Site icon Jake Owensby

Shocked

My four-year-old granddaughter’s disability restricts her mobility, limits her manual dexterity, affects how she communicates, and leaves her legally blind.

None of this diminishes my affection for her. She makes me smile and warms my heart. As people like to say these days, I love her to the moon and back.

And I suppose it may be because of this tender relationship that some of the stuff that Jesus said struck a nerve. Honestly, his words shocked me. Here’s what I have in mind. (Mark 9:38-50)

Jesus tells his disciples that you should cut off your hand, hack off your foot, and gouge out your eye if they cause you to stumble. He assures them that it’s better to be maimed, lame, and blind than to burn in hell.

Now that I think about it, it’s not just the apparent callousness about disability that got under my skin. What he’s suggesting about God doesn’t sound like, well, God. God is love. A healer. Not a vindictive punisher. So, Jesus’s words are shocking on both counts.

As it turns out, that’s probably his aim here. Jesus says shocking things to shake us out of our narrow concepts of God, self, and neighbor. By showing us who God really is, Jesus aims to help us become who we truly are and to change how we relate to our neighbor.

I’m getting ahead of myself. Let’s back up and look at the larger context of Jesus’s shocking words.

Jesus has been teaching his friends to consider the effect that their own actions and attitudes have on other people, especially the people who aren’t on their radar. He put it like this:

“If any of you put a stumbling block before one of these little ones who believe in me, it would be better for you if a great millstone were hung around your neck and you were thrown into the sea.”

Commentators have interpreted “little ones” in various ways. And I invite you to try this reading.

Little ones are those we don’t take into consideration for the most part. People who are effectively invisible to us. That may be the poor, people of different races, women, or people living in distant lands.

We are all interconnected whether we realize it or not. And even when we act on what seems like noble motives, we may diminish the lives of others. Our economic gain may come at their expense. Our comfort may damage their ecosystem. Our political or social status may diminish theirs.

Eventually, the harm we cause others will make a mess of our own lives. We would be better off wearing a millstone in neck-deep surf.

So when Jesus turns to his distasteful self-mutilation talk, the “stumbling” he’s got in mind is the harm we do to others with our habitual ways of navigating our world.

Our hand might represent how we commonly do things. Our economic system. How we treat the environment. Our legal and political system.

We walk toward a goal with our feet. The goals we pursue can be narrowly focused on our own well-being at the expense of the common good.

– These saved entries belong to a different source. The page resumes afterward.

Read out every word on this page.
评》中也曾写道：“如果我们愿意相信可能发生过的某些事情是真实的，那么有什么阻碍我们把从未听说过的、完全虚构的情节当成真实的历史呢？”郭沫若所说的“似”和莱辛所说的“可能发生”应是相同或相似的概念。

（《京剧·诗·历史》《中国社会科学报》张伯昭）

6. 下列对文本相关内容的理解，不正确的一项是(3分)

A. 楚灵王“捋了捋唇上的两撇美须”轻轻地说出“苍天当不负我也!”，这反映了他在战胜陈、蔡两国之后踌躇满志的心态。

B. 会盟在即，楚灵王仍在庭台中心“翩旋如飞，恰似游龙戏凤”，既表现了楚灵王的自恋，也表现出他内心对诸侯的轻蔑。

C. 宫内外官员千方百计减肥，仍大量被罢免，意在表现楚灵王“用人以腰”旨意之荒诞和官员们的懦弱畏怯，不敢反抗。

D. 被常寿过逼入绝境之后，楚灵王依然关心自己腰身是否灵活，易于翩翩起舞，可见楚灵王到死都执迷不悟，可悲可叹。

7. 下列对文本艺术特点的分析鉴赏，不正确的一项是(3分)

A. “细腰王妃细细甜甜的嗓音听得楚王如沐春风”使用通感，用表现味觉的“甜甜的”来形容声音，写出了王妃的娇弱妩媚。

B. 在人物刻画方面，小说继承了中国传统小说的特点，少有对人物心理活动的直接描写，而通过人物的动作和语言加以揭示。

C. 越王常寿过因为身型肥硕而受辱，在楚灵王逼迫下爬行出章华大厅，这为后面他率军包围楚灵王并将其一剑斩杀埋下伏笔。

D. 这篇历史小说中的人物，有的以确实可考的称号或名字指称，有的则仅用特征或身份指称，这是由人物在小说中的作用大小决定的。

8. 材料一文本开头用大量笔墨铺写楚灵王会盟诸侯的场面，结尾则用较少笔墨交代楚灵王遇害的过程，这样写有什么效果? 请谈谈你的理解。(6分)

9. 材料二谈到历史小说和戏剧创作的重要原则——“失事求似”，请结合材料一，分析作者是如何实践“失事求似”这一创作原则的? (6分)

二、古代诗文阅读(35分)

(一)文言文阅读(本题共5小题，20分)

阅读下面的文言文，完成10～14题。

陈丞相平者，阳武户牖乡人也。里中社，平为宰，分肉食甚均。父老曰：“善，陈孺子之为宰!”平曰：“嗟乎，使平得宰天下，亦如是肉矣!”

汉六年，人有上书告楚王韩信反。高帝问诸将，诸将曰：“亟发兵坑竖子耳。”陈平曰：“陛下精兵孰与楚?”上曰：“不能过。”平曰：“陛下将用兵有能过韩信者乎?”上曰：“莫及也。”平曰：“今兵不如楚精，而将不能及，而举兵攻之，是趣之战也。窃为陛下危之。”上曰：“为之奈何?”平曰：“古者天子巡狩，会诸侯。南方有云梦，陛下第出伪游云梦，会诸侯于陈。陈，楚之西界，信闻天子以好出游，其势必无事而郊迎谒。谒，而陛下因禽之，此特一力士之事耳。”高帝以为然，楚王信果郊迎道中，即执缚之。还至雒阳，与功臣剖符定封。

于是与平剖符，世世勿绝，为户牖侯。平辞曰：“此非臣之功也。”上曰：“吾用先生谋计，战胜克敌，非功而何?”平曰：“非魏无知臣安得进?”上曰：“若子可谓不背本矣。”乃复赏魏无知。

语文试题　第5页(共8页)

We perceive with the physical eye and also with the eye of the heart and the eye of the mind. The challenge for us all is to see the Christ in everyone whether they can see it for themselves or not.

Our habitual practices, our aspirations, and our attitudes can make our neighbor stumble. Make our neighbor suffer. Diminish our neighbor’s freedom. Deny the respect due our neighbor as a child of God. That is when some painful cutting, hacking, and gouging is called for.

Jesus’s point is not that a wrathful God will condemn us to hell for wayward behavior. On the contrary, in Jesus we see that God is in solidarity with us. And to be one with Christ is to be bound to one another.

In his life, death, and resurrection Jesus is teaching us that we are all in this together. Each of us is free only when all of us are free. The misery we cause for anyone eventually becomes the suffering and sorrow borne by all. And finally, we will all be healed together.

So, actually, I have to admit that Jesus’s shock treatment is having its effect on me. I want to undergo some painful growth. To listen to voices that I’ve heard only dimly and to hear stories that will stretch and change my own narrative.